Two-cells phase separation in shallow submarine hydrothermal system at Milos Island, Greece: Boron isotopic evidence

[1] Three types of hydrothermal vent fluids, herein referred to as cave, submarine-brine and seawater-like, were recovered from a shallow submerged system at Milos in the Aegean Sea, Greece, for detailed chemical and isotopic analyses. The cave fluids discharge through rock fissures near sea-level and have low pH, chlorinity, and B concentrations relative to seawater. The submarine-brine fluids are characterized by high Cl and contain > 10 times seawater B concentrations. A scenario involving a two-cells circulation is proposed; one occurs at 1-2 km and another at shallower depth. The deeper saline reservoir has experienced subcritical phase separation, partitioning 0.42 mM B in vapor and 6.8 mM in brine with no detectable isotopic fractionation.

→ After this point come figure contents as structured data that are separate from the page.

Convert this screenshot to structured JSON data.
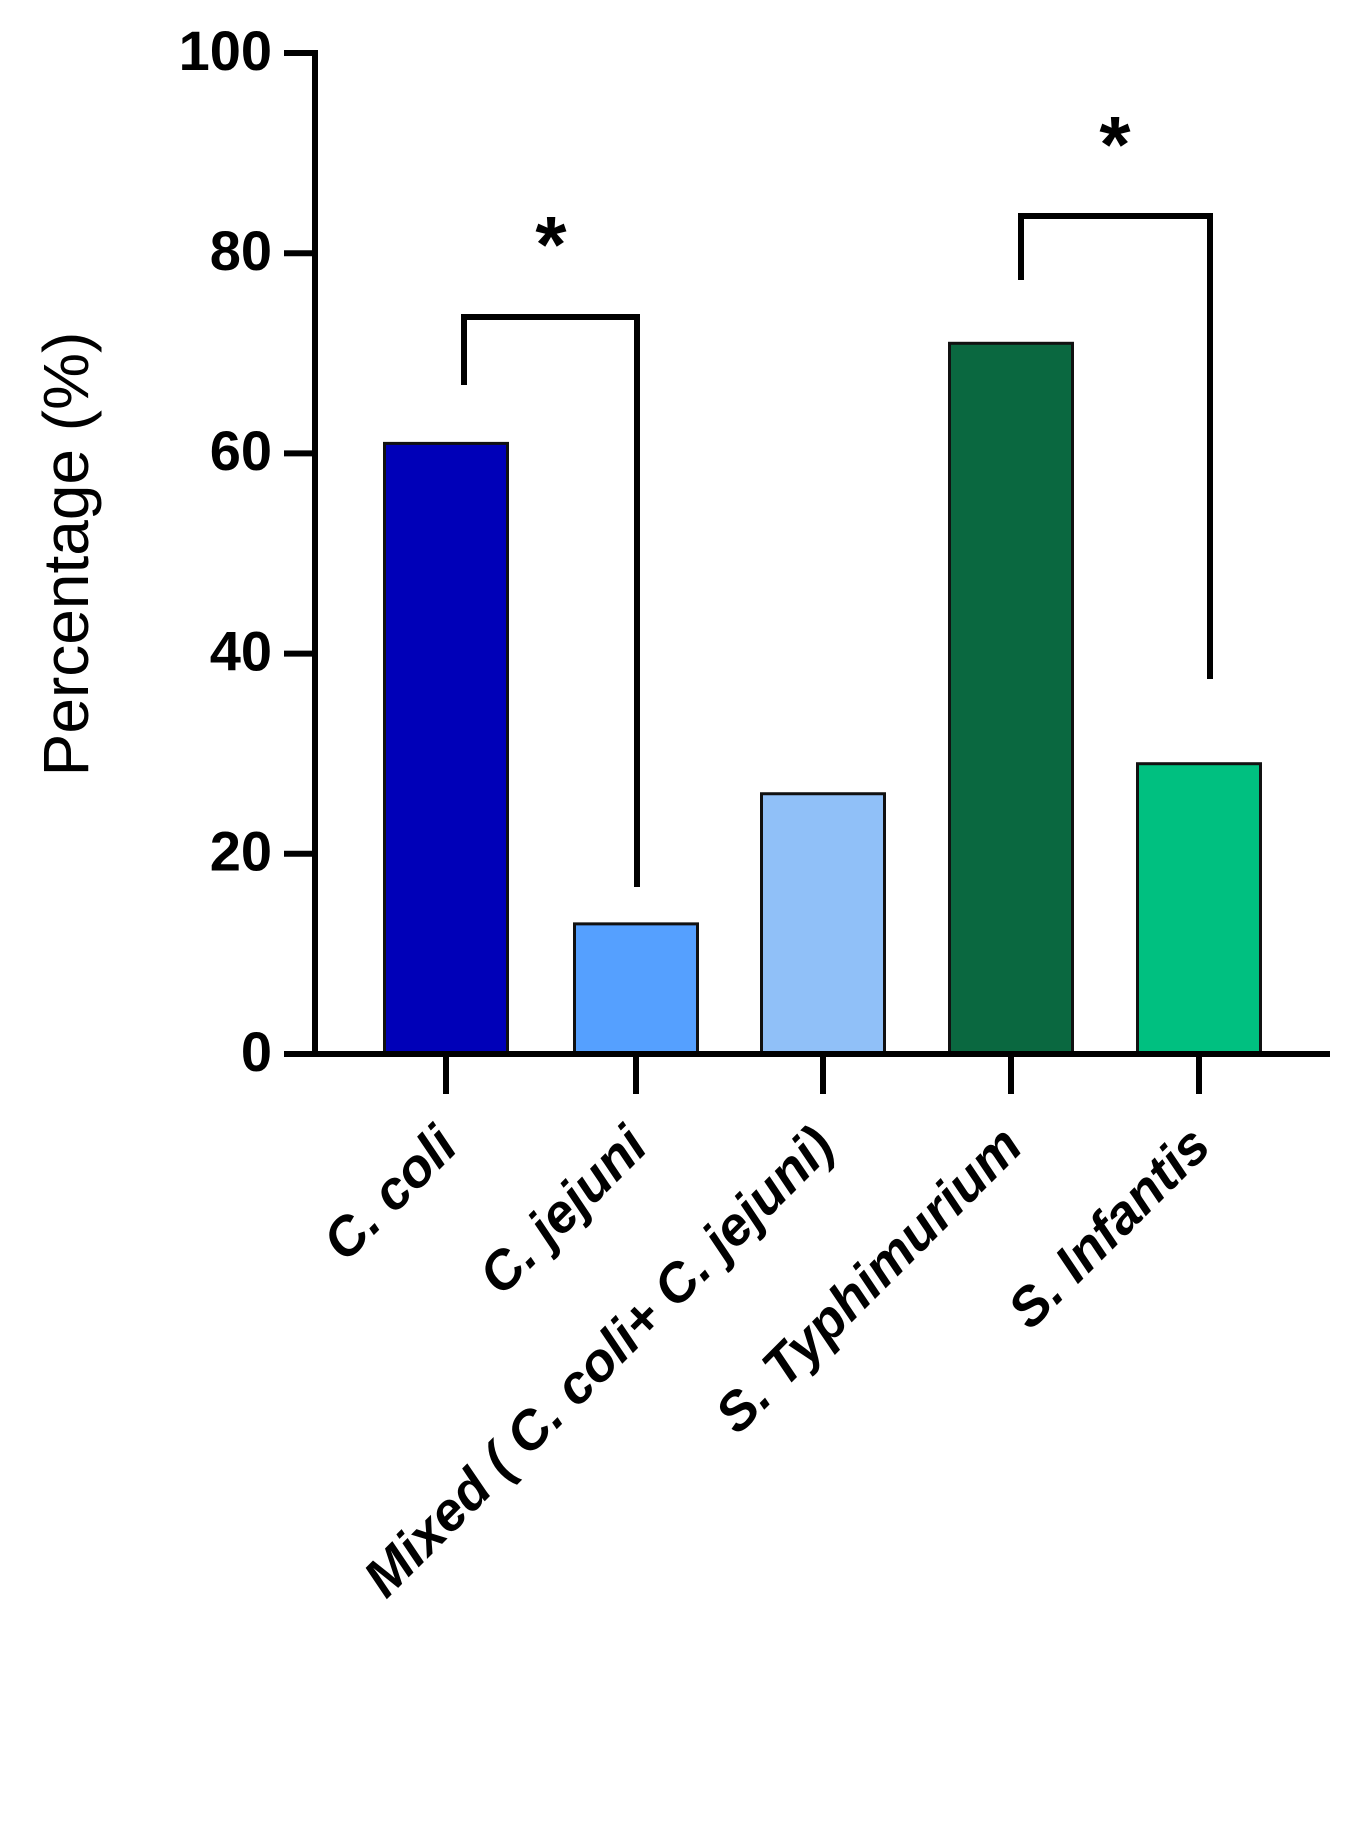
{
  "chart_data": {
    "type": "bar",
    "y_label": "Percentage (%)",
    "categories": [
      "C. coli",
      "C. jejuni",
      "Mixed ( C. coli+ C. jejuni)",
      "S. Typhimurium",
      "S. Infantis"
    ],
    "values": [
      61,
      13,
      26,
      71,
      29
    ],
    "colors": [
      "#0000b8",
      "#55a0ff",
      "#90c0f8",
      "#0a6840",
      "#00c080"
    ],
    "ylim": [
      0,
      100
    ],
    "yticks": [
      0,
      20,
      40,
      60,
      80,
      100
    ],
    "annotations": [
      "*",
      "*"
    ]
  }
}
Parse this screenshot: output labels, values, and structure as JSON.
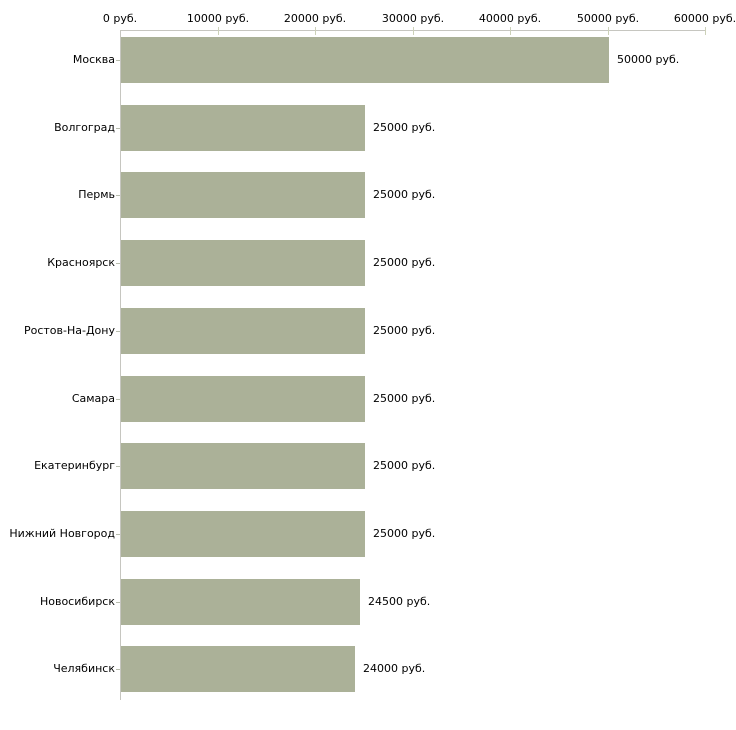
{
  "chart_data": {
    "type": "bar",
    "orientation": "horizontal",
    "title": "",
    "xlabel": "",
    "ylabel": "",
    "xlim": [
      0,
      60000
    ],
    "grid": false,
    "legend": false,
    "background": "#ffffff",
    "bar_color": "#abb198",
    "axis_color": "#c6c6c0",
    "x_tick_color": "#ccd1b8",
    "cat_tick_color": "#b8bdae",
    "text_color": "#000000",
    "categories": [
      "Москва",
      "Волгоград",
      "Пермь",
      "Красноярск",
      "Ростов-На-Дону",
      "Самара",
      "Екатеринбург",
      "Нижний Новгород",
      "Новосибирск",
      "Челябинск"
    ],
    "values": [
      50000,
      25000,
      25000,
      25000,
      25000,
      25000,
      25000,
      25000,
      24500,
      24000
    ],
    "value_labels": [
      "50000 руб.",
      "25000 руб.",
      "25000 руб.",
      "25000 руб.",
      "25000 руб.",
      "25000 руб.",
      "25000 руб.",
      "25000 руб.",
      "24500 руб.",
      "24000 руб."
    ],
    "x_ticks": [
      {
        "value": 0,
        "label": "0 руб."
      },
      {
        "value": 10000,
        "label": "10000 руб."
      },
      {
        "value": 20000,
        "label": "20000 руб."
      },
      {
        "value": 30000,
        "label": "30000 руб."
      },
      {
        "value": 40000,
        "label": "40000 руб."
      },
      {
        "value": 50000,
        "label": "50000 руб."
      },
      {
        "value": 60000,
        "label": "60000 руб."
      }
    ]
  }
}
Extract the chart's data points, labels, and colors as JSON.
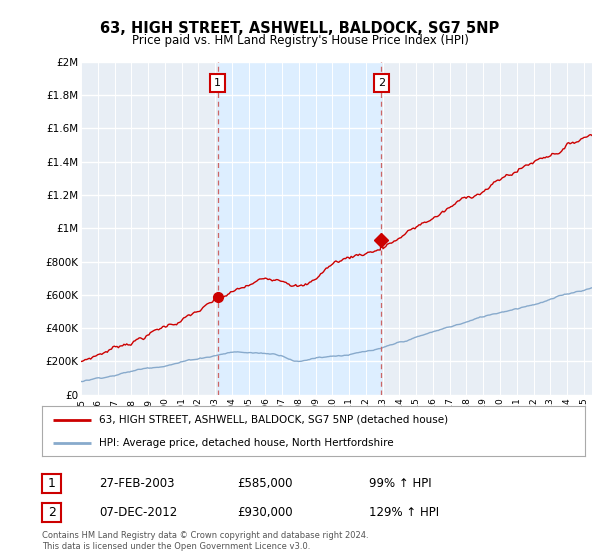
{
  "title": "63, HIGH STREET, ASHWELL, BALDOCK, SG7 5NP",
  "subtitle": "Price paid vs. HM Land Registry's House Price Index (HPI)",
  "ylabel_ticks": [
    "£0",
    "£200K",
    "£400K",
    "£600K",
    "£800K",
    "£1M",
    "£1.2M",
    "£1.4M",
    "£1.6M",
    "£1.8M",
    "£2M"
  ],
  "ytick_values": [
    0,
    200000,
    400000,
    600000,
    800000,
    1000000,
    1200000,
    1400000,
    1600000,
    1800000,
    2000000
  ],
  "ylim": [
    0,
    2000000
  ],
  "xlim_start": 1995.0,
  "xlim_end": 2025.5,
  "red_line_color": "#cc0000",
  "blue_line_color": "#88aacc",
  "shade_color": "#ddeeff",
  "marker1_year": 2003.15,
  "marker1_value": 585000,
  "marker2_year": 2012.92,
  "marker2_value": 930000,
  "marker1_label": "1",
  "marker2_label": "2",
  "sale1_date": "27-FEB-2003",
  "sale1_price": "£585,000",
  "sale1_hpi": "99% ↑ HPI",
  "sale2_date": "07-DEC-2012",
  "sale2_price": "£930,000",
  "sale2_hpi": "129% ↑ HPI",
  "legend_line1": "63, HIGH STREET, ASHWELL, BALDOCK, SG7 5NP (detached house)",
  "legend_line2": "HPI: Average price, detached house, North Hertfordshire",
  "footer1": "Contains HM Land Registry data © Crown copyright and database right 2024.",
  "footer2": "This data is licensed under the Open Government Licence v3.0.",
  "bg_color": "#ffffff",
  "plot_bg_color": "#e8eef5"
}
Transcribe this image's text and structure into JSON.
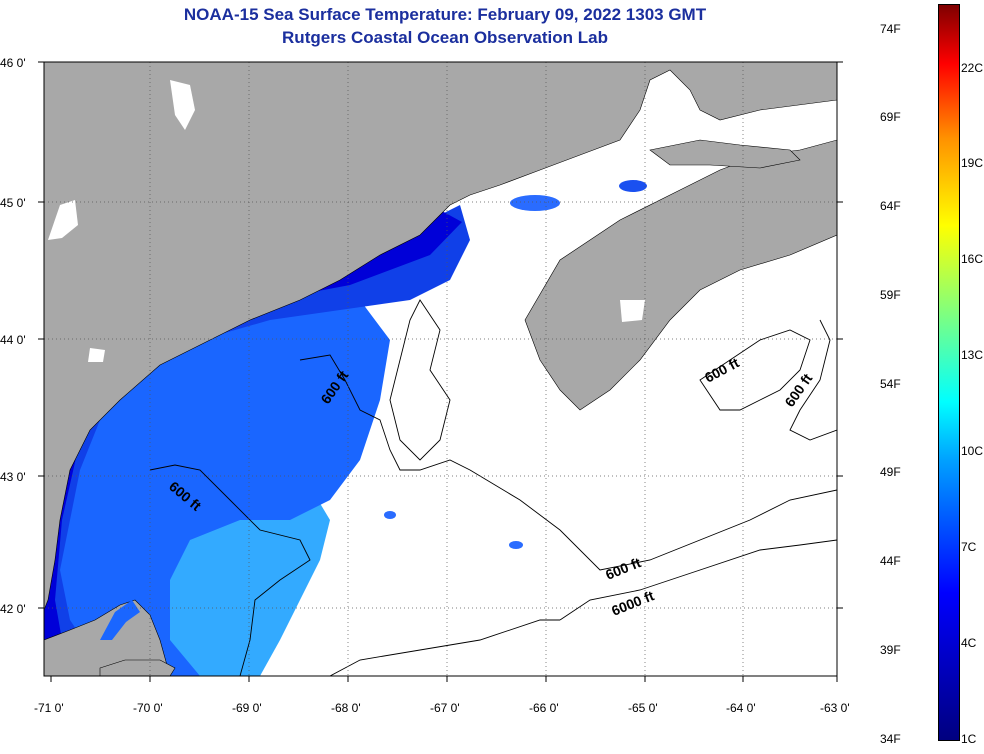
{
  "title": {
    "line1": "NOAA-15 Sea Surface Temperature:  February 09, 2022 1303 GMT",
    "line2": "Rutgers Coastal Ocean Observation Lab"
  },
  "axes": {
    "lat_labels": [
      "46 0'",
      "45 0'",
      "44 0'",
      "43 0'",
      "42 0'"
    ],
    "lon_labels": [
      "-71 0'",
      "-70 0'",
      "-69 0'",
      "-68 0'",
      "-67 0'",
      "-66 0'",
      "-65 0'",
      "-64 0'",
      "-63 0'"
    ]
  },
  "contour_labels": {
    "c1": "600 ft",
    "c2": "600 ft",
    "c3": "600 ft",
    "c4": "600 ft",
    "c5": "600 ft",
    "c6": "6000 ft"
  },
  "colorbar": {
    "fahrenheit": [
      "74F",
      "69F",
      "64F",
      "59F",
      "54F",
      "49F",
      "44F",
      "39F",
      "34F"
    ],
    "celsius": [
      "22C",
      "19C",
      "16C",
      "13C",
      "10C",
      "7C",
      "4C",
      "1C"
    ]
  },
  "colors": {
    "land": "#a8a8a8",
    "cold": "#0000cc",
    "mid": "#1a66ff",
    "warm": "#33aaff",
    "title": "#1b2f9e"
  }
}
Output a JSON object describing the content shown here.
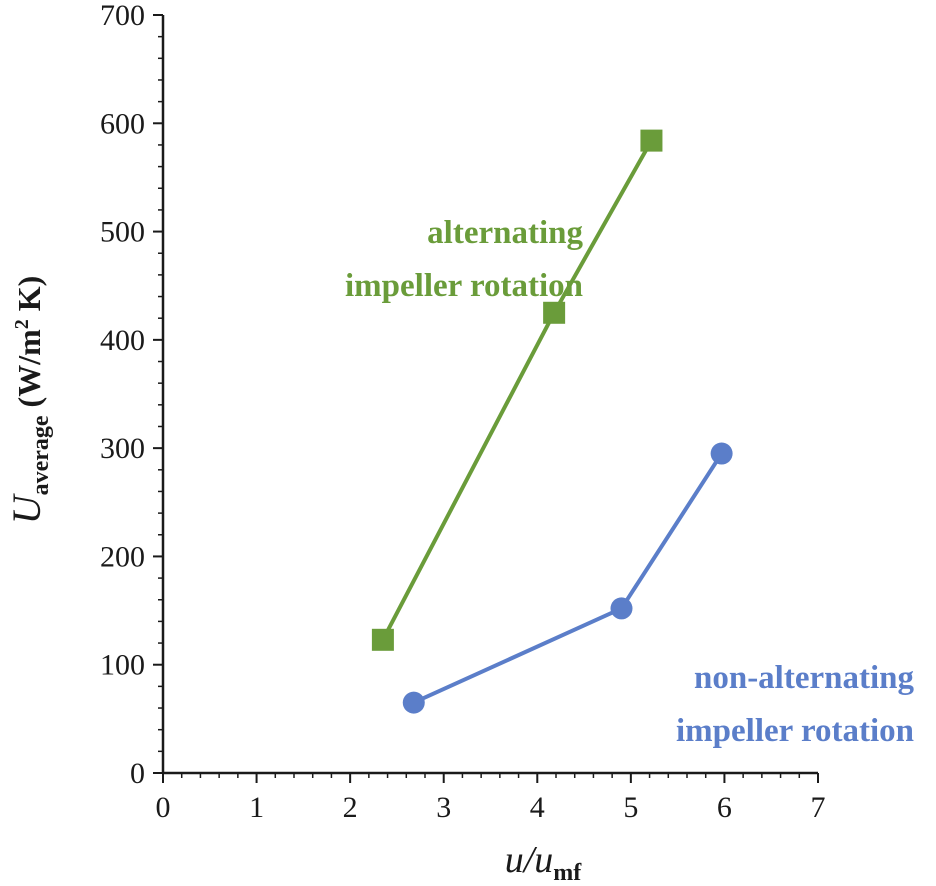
{
  "chart_data": {
    "type": "line",
    "xlabel": {
      "main": "u/u",
      "sub": "mf"
    },
    "ylabel": {
      "main": "U",
      "sub": "average",
      "units_pre": " (W/m",
      "units_sup": "2",
      "units_post": " K)"
    },
    "xlim": [
      0,
      7
    ],
    "ylim": [
      0,
      700
    ],
    "xticks": [
      "0",
      "1",
      "2",
      "3",
      "4",
      "5",
      "6",
      "7"
    ],
    "yticks": [
      "0",
      "100",
      "200",
      "300",
      "400",
      "500",
      "600",
      "700"
    ],
    "grid": false,
    "series": [
      {
        "marker": "square",
        "color": "#6a9c3a",
        "x": [
          2.35,
          4.18,
          5.22
        ],
        "y": [
          123,
          425,
          584
        ]
      },
      {
        "marker": "circle",
        "color": "#5b7ec9",
        "x": [
          2.68,
          4.9,
          5.97
        ],
        "y": [
          65,
          152,
          295
        ]
      }
    ],
    "annotations": [
      {
        "lines": [
          "alternating",
          "impeller rotation"
        ],
        "color": "#6a9c3a"
      },
      {
        "lines": [
          "non-alternating",
          "impeller rotation"
        ],
        "color": "#5b7ec9"
      }
    ]
  }
}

The reaction temperature in the saline reservoir is 313 degrees C calculated from the Na-K-Ca geothermometry. The vapors rise directly to form the cave vents, whereas the saline fluids transport in different pathways and are influenced by seawater mixing to form the variable submarine-brine fluids. The seawater-like fluids circulate at shallower depths, where calculated temperature is 248 degrees C and show slightly diluted B (0.36-0.41 mM) and seawater delta B-11. These fluids probably resulted from heating of down-flow seawater and may have experienced groundwater discharge and partial Mg removal. This study represents the first two-cells circulation occurring at Milos and emphasizes the important role of phase separation in shallow submarine hydrothermal system. Citation: Wu, S.-F., C.-F. You, B.-S. Wang, E. Valsami-Jones, and E. Baltatzis (2011), Two-cells phase separation in shallow submarine hydrothermal system at Milos Island, Greece: Boron isotopic evidence, Geophys. Res. Lett., 38, L08613, doi:10.1029/2011GL047409.